The Model: Face Generator and Encoder
MediaPipe FaceStylizer is composed of a face generator and a face encoder. The face generator utilizes generative adversarial network (GAN) techniques to create high-quality images. The face encoder acts as GAN inversion, mapping images into latent code for the generator. To ensure high generation quality, we designed a mobile-friendly synthesis network for the face generator, featuring auxiliary heads that convert features to RGB at each level of the generator. Loss functions were carefully designed for these auxiliary heads, which, along with common GAN loss functions, distill the student generator from the teacher StyleGAN model, resulting in a lightweight model with maintained quality.
Few-Shot Face Stylization
To adapt the MediaPipe FaceStylizer to different styles, we created an end-to-end pipeline that enables users to fine-tune the model with just a few examples. During the fine-tuning process, the encoder module is frozen, and only the generator is adjusted. By sampling multiple latent codes close to the encoding output of the input style images, the generator learns to reconstruct images of a person’s face in the chosen style. With this customization, the FaceStylizer can stylize test images of real human faces.
Generator: BlazeStyleGAN
Based on the widely-used StyleGAN model, the BlazeStyleGAN generator was designed for efficient on-device face generation. The generator reduces complexity by decreasing the latent feature dimension and designing multiple auxiliary heads to evaluate perceptual quality from coarse to fine. This design allows for the maintenance of high visual quality while reducing artifacts from the teacher model. By distilling the BlazeStyleGAN model from the teacher StyleGAN model, we transfer the high fidelity generation capability and mitigate artifacts.

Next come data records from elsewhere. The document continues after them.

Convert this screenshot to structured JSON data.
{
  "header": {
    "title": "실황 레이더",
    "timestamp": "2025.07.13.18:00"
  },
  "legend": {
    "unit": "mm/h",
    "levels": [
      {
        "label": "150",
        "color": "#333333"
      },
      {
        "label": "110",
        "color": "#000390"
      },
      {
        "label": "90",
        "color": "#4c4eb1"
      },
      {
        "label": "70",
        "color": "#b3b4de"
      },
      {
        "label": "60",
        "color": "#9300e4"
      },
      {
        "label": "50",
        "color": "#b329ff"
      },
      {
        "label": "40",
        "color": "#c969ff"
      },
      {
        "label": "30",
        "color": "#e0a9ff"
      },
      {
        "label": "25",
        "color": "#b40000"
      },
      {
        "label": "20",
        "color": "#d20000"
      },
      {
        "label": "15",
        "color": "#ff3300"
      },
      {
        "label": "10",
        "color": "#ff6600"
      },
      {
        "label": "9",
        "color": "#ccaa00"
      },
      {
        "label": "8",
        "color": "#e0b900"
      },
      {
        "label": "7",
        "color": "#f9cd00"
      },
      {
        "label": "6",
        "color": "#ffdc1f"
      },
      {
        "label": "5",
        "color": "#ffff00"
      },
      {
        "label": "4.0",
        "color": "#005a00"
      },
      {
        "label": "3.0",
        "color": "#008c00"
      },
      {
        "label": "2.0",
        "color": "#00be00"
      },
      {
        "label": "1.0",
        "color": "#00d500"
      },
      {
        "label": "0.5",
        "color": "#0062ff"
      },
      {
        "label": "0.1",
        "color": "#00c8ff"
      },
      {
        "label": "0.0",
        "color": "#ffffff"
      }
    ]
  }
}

Efficient GAN Inversion with Encoder
To support image-to-image stylization, an efficient GAN inversion encoder was introduced, mapping input images to the latent space of the generator. This encoder, defined by a MobileNet V2 backbone, performs well with natural face images. The loss function combines image perceptual quality, style similarity, embedding distance, and L1 loss between input and reconstructed images.

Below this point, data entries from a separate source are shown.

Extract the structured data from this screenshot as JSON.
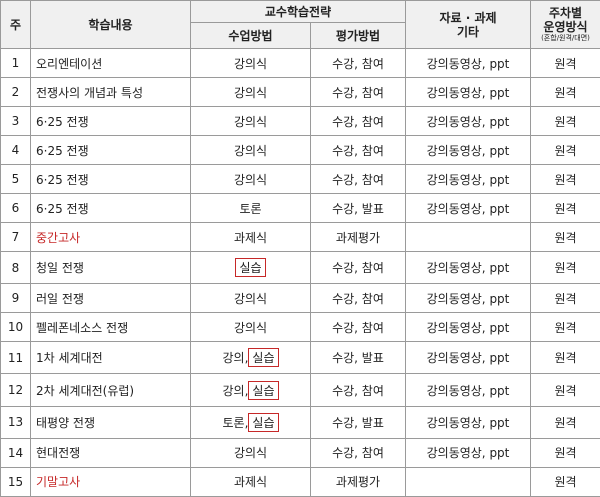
{
  "header": {
    "week": "주",
    "content": "학습내용",
    "strategy": "교수학습전략",
    "method": "수업방법",
    "evaluation": "평가방법",
    "materials": [
      "자료 · 과제",
      "기타"
    ],
    "mode": [
      "주차별",
      "운영방식",
      "(혼합/원격/대면)"
    ]
  },
  "table": {
    "highlight_color": "#c62828",
    "rows": [
      {
        "week": "1",
        "content": "오리엔테이션",
        "method": [
          {
            "text": "강의식"
          }
        ],
        "evaluation": "수강, 참여",
        "materials": "강의동영상, ppt",
        "mode": "원격"
      },
      {
        "week": "2",
        "content": "전쟁사의 개념과 특성",
        "method": [
          {
            "text": "강의식"
          }
        ],
        "evaluation": "수강, 참여",
        "materials": "강의동영상, ppt",
        "mode": "원격"
      },
      {
        "week": "3",
        "content": "6·25 전쟁",
        "method": [
          {
            "text": "강의식"
          }
        ],
        "evaluation": "수강, 참여",
        "materials": "강의동영상, ppt",
        "mode": "원격"
      },
      {
        "week": "4",
        "content": "6·25 전쟁",
        "method": [
          {
            "text": "강의식"
          }
        ],
        "evaluation": "수강, 참여",
        "materials": "강의동영상, ppt",
        "mode": "원격"
      },
      {
        "week": "5",
        "content": "6·25 전쟁",
        "method": [
          {
            "text": "강의식"
          }
        ],
        "evaluation": "수강, 참여",
        "materials": "강의동영상, ppt",
        "mode": "원격"
      },
      {
        "week": "6",
        "content": "6·25 전쟁",
        "method": [
          {
            "text": "토론"
          }
        ],
        "evaluation": "수강, 발표",
        "materials": "강의동영상, ppt",
        "mode": "원격"
      },
      {
        "week": "7",
        "content": "중간고사",
        "highlight": true,
        "method": [
          {
            "text": "과제식"
          }
        ],
        "evaluation": "과제평가",
        "materials": null,
        "mode": "원격"
      },
      {
        "week": "8",
        "content": "청일 전쟁",
        "method": [
          {
            "text": "실습",
            "boxed": true
          }
        ],
        "evaluation": "수강, 참여",
        "materials": "강의동영상, ppt",
        "mode": "원격"
      },
      {
        "week": "9",
        "content": "러일 전쟁",
        "method": [
          {
            "text": "강의식"
          }
        ],
        "evaluation": "수강, 참여",
        "materials": "강의동영상, ppt",
        "mode": "원격"
      },
      {
        "week": "10",
        "content": "펠레폰네소스 전쟁",
        "method": [
          {
            "text": "강의식"
          }
        ],
        "evaluation": "수강, 참여",
        "materials": "강의동영상, ppt",
        "mode": "원격"
      },
      {
        "week": "11",
        "content": "1차 세계대전",
        "method": [
          {
            "text": "강의,"
          },
          {
            "text": "실습",
            "boxed": true
          }
        ],
        "evaluation": "수강, 발표",
        "materials": "강의동영상, ppt",
        "mode": "원격"
      },
      {
        "week": "12",
        "content": "2차 세계대전(유럽)",
        "method": [
          {
            "text": "강의,"
          },
          {
            "text": "실습",
            "boxed": true
          }
        ],
        "evaluation": "수강, 참여",
        "materials": "강의동영상, ppt",
        "mode": "원격"
      },
      {
        "week": "13",
        "content": "태평양 전쟁",
        "method": [
          {
            "text": "토론,"
          },
          {
            "text": "실습",
            "boxed": true
          }
        ],
        "evaluation": "수강, 발표",
        "materials": "강의동영상, ppt",
        "mode": "원격"
      },
      {
        "week": "14",
        "content": "현대전쟁",
        "method": [
          {
            "text": "강의식"
          }
        ],
        "evaluation": "수강, 참여",
        "materials": "강의동영상, ppt",
        "mode": "원격"
      },
      {
        "week": "15",
        "content": "기말고사",
        "highlight": true,
        "method": [
          {
            "text": "과제식"
          }
        ],
        "evaluation": "과제평가",
        "materials": null,
        "mode": "원격"
      }
    ]
  }
}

On-Device Performance and Fairness Evaluation
The MediaPipe FaceStylizer was benchmarked for parameter numbers, computing FLOPs, and inference time on various devices. Both BlazeStyleGAN-256 and BlazeStyleGAN-512 achieved real-time performance on GPU devices, and BlazeStyleGAN-256 performed well on iOS devices’ CPUs. Moreover, fairness evaluation demonstrated the model’s balanced performance across different human faces.
Face Stylization Visualization
Finally, the effectiveness of the MediaPipe FaceStylizer was demonstrated through face stylization visualization. Using style and natural face images, the FaceStylizer produced high-quality stylization results, blending the characteristics of both inputs.
With MediaPipe FaceStylizer, users can enjoy lightweight and customizable face stylization with few-shot learning. The model’s efficiency, quality, and responsible AI guiding principles make it a valuable tool for AR experiences, gaming, and more.